Reputation: 339
How to parallelize for-cycle in the attached fuction by parfor-cycle to get additional speedup in matlab?
Thanks in advance for any tips?
function p = permryser_fast( A )
% Computes the permament of square matrix, A
% The matrix permanent is defined like the matrix determinant, but
% without the sign terms.
mlock % locks the current M-file in memory
% suggest using "munlock('perm_ryser_fast')" at start of calling script
persistent pn pz ps % used to build tables for specific size
[m n]=size(A);
if (m ~= n),
error('Must be a square matrix. perm_ryser_fast() %d %d\n',m,n)
end
if isempty(ps)
pn=-1;
end
if (n~=pn)&&(n>1),
fprintf(1,'Creating table for fast Ryser n=%d %d\n',n,pn)
pn=n;
x=1:(2^n -1); % count (assumes n<=52)
y=bitxor(x,bitshift(x,-1)); % gray-coded count
pz=log2(double(bitxor([0 y(1:2^n-2)],y(1:2^n-1))))+1;
% computes which position comes in/out in gray-count
ps=(-1).^(mod(y./ 2.^(pz-1),2) < 1);
% computes whether its in (+1) or out (-1)
end
if (n == 1),
p = A;
else
p = 0; % running permanent accumulator
rs = zeros(1,n); % running row sums vector
% ==============================================
% Loop over all 2^n subsets of {1,...,n}
for i=1:(2^n -1) % Just skipping the null subset
rs = rs + ps(i) * A(pz(i),:);
p = p + (-1)^i * prod(rs);
end
% ==============================================
p = p * (-1)^m;
end
return
Example:
n = 20;
A = ones(n);
permanent = permryser_fast(A)
In this case the permanent should be equal factorial(n).
Remarks:
vectorization is able to greatly improve computation speed, but memory requirements are so terrible, that realistic sizes of matrices are up to 25 x 25
probably the only way is parallelization via parfor-loop after proper modification of recursion for-loop.

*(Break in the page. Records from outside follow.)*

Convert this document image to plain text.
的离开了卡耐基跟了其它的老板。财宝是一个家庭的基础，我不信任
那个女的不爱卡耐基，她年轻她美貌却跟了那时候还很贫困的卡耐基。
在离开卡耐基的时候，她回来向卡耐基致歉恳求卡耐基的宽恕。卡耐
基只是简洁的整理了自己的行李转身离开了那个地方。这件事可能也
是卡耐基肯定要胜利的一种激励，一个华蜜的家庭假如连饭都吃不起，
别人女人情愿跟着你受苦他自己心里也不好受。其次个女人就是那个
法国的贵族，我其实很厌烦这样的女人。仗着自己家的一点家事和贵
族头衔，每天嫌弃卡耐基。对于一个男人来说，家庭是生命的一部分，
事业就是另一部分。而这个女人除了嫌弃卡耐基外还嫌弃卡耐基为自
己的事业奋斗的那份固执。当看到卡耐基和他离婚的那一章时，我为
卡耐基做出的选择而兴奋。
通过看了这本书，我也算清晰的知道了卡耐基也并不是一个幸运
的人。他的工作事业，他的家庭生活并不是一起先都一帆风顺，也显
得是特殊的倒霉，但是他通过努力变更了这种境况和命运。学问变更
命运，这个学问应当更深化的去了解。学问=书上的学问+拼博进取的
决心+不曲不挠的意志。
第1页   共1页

My final goal is to be able compute permanents of non-negative matrices with size from 25x25 to 35x35 in reasonable amount of time and accuracy.
Upvotes: 0
Views: 96
Reputation: 16354
Before trying parfor
you should try to vectorize your code to get rid of the loop:
function p = permryser_fast_vectorized( A )
% Computes the permament of square matrix, A
% The matrix permanent is defined like the matrix determinant, but
% without the sign terms.
% suggest using "munlock('perm_ryser_fast')" at start of calling script
persistent pn pz ps % used to build tables for specific size
[m n]=size(A);
if (m ~= n),
error('Must be a square matrix. perm_ryser_fast() %d %d\n',m,n)
end
if isempty(ps)
pn=-1;
end
if (n~=pn)&&(n>1),
fprintf(1,'Creating table for fast Ryser n=%d %d\n',n,pn)
pn=n;
x=1:(2^n -1); % count (assumes n<=52)
y=bitxor(x,bitshift(x,-1)); % gray-coded count
pz=log2(double(bitxor([0 y(1:2^n-2)],y(1:2^n-1))))+1;
% computes which position comes in/out in gray-count
ps=(-1).^(mod(y./ 2.^(pz-1),2) < 1);
% computes whether its in (+1) or out (-1)
end
if (n == 1),
p = A;
else
% === vectorized version starts here
k = 1:(2^n -1);
ps_times_A = bsxfun(@times,A(pz(k),:),ps(k)');
rs = cumsum(ps_times_A);
p = (-1).^k.*prod(rs,2)';
p = sum(p) * (-1)^m;
% === vectorized version ends here
end
return
I benchmarked my vectorized version against your code using this benchmark script:
n=20;
A=ones(n);
runs = 10;
% run original loop-based code
tic;
for k=1:runs
permanent_loop = permryser_fast(A);
end
t_loop = toc/runs;
% run vectorized code
tic;
for k=1:runs
permanent_vectorized = permryser_fast_vectorized(A);
end
t_vectorized = toc/runs;
fprintf('loop: %f s\n',t_loop);
fprintf('vectorized: %f s\n',t_vectorized);
output
loop: 1.446856 s
vectorized: 0.163842 s
The vectorized version is more than 8x faster.
Upvotes: 1